Risk Prediction for Early Post-Donation Kidney Dysfunction in Live Kidney Donors Using a Common Data Model

Session Information

Category: Transplantation

  • 2002 Transplantation: Clinical

Authors

  • Park, Sehoon, Seoul National University Hospital, Jongno-gu, Seoul, Korea (the Republic of)
  • Kang, Eunjeong, Ewha Womans University Seoul Hospital, Seoul, Korea (the Republic of)
  • Kim, Sejoong, Seoul National University Bundang Hospital, Seongnam, Korea (the Republic of)
  • Joo, Kwon Wook, Seoul National University Hospital, Jongno-gu, Seoul, Korea (the Republic of)
  • Kim, Yon Su, Seoul National University Hospital, Jongno-gu, Seoul, Korea (the Republic of)
  • Lee, Hajeong, Seoul National University Hospital, Jongno-gu, Seoul, Korea (the Republic of)
Background

Determination of the prognosis of living kidney donors is important. Impairment of early post-donation kidney function is associated with a higher risk of long-term kidney failure. Therefore, a prediction model for early post-donation kidney function in living kidney donors is warranted.

Methods

Common Data Model was implemented for inclusion of uniform data from three tertiary hospitals in Korea. The development cohort consisted of living kidney donors at Seoul National University Hospital (N=1074), and the two validation cohorts consisted of 2595 and 189 living kidney donors from other hospitals in Korea. Logistic regression analysis was performed for insufficient kidney function recovery, comprising estimated glomerular filtration rates (eGFRs) <60 and <50 mL/min/1.73 m2 . Variables that were associated with most of these study outcomes were selected for construction of the final prediction model, a multivariable logistic regression model.

Results

Among the study cohorts, 10%-35% of living kidney donors had an eGFR <60 mL/min/1.73 m2 and 3%-9% had an eGFR <50 mL/min/1.73 m2 in the outcome-assessment period.
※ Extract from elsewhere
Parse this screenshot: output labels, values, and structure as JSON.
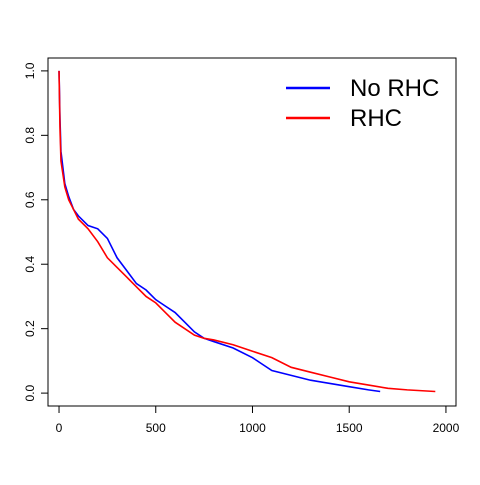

Older age, male sex, higher body mass index, lower baseline eGFR, higher serum uric acid concentration, and the occurrence of postoperative acute kidney injury were included in the final prediction model. The model yielded acceptable discriminative power (AUC≥0.88) in both the development and validation cohorts. The calibration results were also acceptable (Hosmer-Lemeshow test, all P values but one were >0.05. A risk calculator for the four study outcomes was developed and published online (https://snuhnephrology.github.io/).

Conclusion

We constructed an easily accessible and useful risk prediction calculator for early post-donation kidney function.